The BIIF Four — Daylen Calicdan, DallasJ Duarte, Stone Miyao and Tai Atkins — on Hawaii’s baseball team are back at home in Hilo and living like the rest of us.
UH’s spring sports, including baseball, softball and men’s volleyball, were canceled due to the coronavirus pandemic, and the four flew home before the 14-day self-quarantine hit.
Under the NCAA’s ruling on March 30, all of the spring-sport players in Division I will have the opportunity to repeat their class status.
Calicdan, from Kamehameha, started the year as a redshirt junior outfielder and will begin the 2021 season as a junior.
Duarte, from Kamehameha, is a sophomore catcher while Miyao, from Waiakea, is a freshman infielder, and Atkins, from Kamehameha, is a freshman pitcher.
The Rainbow Warriors started the season with a two-game sweep of UH-Hilo and finished with an 11-6 record, two weeks before Big West Conference play.
In seven games and 24 at-bats, Calicdan batted .250 with three RBIs. Duarte hit .143 in 28 at-bats and 12 games with two RBIs. Miyao hit .206 in 34 at-bats and 13 games. Atkins was 0-1 with a 6.10 ERA in 10 1/3 innings with 13 strikeouts.
Atkins had a big-picture take on the shutdown of spring sports.
“It has been tough for all of the athletes on campus but especially for our spring athletes. We’ve trained for months, put in all that time and sacrifice just to reach conference play and have it canceled,” he said. “However as a returning freshman because of our extra year of eligibility, I am very excited to get back to work and make our short appearance even better.”
He’s still hitting the books, at least online, and getting workouts in to prepare for summer ball. He’s hoping to play in the Cape Cod League.
The Cape Cod League is scheduled to start on June 13, maybe an optimistic outlook.
Until then, Atkins will keep his dry sense of humor intact.
“Fortunately, we get sent some workouts for the week sent from our weight lifting coaches,” he said. “Thankfully, it’s made to accommodate a lack of equipment.
“But let me tell you, two buckets of water and a guava stick will do wonders. You can hit almost every muscle group with those things.”
If baseball doesn’t work out, there’s a chance for a career in sitcom comedy writing.
On a serious note, Atkins is well aware of the news and hopes people help flatten the curve with the stay-at-home mandate.
“I pray that everyone can adhere to the rules and stay safe,” he said.
Duarte gets his work done then enjoys himself.
“My day typically starts with a nice breakfast while I jump on Zoom with my classmates and teammates. I’ll get a home workout in to get the blood flowing or a jog and it usually ends with stuffing my face with ice cream or anything sweet in the fridge. Gotta love that.”
Well, even the Cookie Monster couldn’t resist chocolate chip cookies, so Duarte can be forgiven.
He does watch what he eats and keeps in touch with his teammates to stay connected.

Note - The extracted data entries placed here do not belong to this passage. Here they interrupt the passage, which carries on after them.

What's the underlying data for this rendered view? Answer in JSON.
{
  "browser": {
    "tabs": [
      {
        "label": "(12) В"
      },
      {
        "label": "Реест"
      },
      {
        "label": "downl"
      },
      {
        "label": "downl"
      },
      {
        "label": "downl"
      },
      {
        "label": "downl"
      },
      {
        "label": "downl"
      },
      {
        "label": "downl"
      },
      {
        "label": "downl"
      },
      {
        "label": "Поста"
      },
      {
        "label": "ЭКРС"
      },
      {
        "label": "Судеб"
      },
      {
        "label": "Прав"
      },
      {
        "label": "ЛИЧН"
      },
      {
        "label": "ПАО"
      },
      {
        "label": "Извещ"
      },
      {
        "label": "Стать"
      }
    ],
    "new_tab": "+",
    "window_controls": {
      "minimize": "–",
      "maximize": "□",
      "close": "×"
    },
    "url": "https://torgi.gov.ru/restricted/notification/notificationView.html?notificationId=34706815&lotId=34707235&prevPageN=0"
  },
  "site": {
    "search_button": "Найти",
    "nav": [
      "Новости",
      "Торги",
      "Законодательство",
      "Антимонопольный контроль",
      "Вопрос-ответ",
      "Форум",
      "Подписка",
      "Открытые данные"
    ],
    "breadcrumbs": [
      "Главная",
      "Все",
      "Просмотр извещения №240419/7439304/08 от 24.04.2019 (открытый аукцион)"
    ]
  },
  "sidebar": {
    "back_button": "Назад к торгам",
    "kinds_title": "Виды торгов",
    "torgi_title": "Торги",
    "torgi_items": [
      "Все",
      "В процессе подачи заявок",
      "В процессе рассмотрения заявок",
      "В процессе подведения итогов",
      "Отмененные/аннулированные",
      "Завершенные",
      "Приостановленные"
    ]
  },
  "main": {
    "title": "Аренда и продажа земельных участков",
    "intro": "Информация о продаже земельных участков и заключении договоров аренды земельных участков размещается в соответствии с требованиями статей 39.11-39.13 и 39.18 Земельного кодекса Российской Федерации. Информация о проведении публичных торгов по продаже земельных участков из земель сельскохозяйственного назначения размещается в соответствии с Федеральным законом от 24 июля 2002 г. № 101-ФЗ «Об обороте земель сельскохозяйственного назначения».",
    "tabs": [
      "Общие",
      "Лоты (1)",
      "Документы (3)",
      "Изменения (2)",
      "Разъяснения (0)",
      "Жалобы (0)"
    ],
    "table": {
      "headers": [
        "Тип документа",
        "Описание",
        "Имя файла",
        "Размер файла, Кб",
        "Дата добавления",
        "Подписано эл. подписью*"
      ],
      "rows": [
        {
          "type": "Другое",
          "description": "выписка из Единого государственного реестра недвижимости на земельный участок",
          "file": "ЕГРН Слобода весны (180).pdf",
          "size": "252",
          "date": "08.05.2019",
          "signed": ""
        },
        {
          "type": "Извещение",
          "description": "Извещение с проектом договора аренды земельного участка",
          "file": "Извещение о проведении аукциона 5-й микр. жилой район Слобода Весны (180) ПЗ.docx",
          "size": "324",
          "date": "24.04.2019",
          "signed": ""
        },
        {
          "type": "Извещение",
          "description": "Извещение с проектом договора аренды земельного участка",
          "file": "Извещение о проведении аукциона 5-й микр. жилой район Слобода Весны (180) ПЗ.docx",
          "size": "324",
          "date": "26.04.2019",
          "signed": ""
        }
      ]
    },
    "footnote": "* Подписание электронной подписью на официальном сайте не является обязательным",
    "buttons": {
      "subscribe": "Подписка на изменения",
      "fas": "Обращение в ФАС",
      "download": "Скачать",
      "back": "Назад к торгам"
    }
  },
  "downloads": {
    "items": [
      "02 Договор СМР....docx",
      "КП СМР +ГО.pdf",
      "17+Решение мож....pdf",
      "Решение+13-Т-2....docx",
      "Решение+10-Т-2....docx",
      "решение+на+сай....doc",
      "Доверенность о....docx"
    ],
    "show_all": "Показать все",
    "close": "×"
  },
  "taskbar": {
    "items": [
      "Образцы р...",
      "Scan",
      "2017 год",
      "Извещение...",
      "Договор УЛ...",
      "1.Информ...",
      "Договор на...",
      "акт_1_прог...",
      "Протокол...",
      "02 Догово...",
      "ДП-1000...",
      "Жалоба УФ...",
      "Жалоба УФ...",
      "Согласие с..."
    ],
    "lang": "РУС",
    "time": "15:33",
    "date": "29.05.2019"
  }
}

His heart goes out to the seniors. But at least they’ll have the option of coming back for another season.
“The toughest thing throughout this situation is worrying or thinking about my seniors,” he said. “They worked so hard, put in the blood, sweat, and tears for this virus to crush a whole year of baseball and opportunities for them. My heart goes out to them.”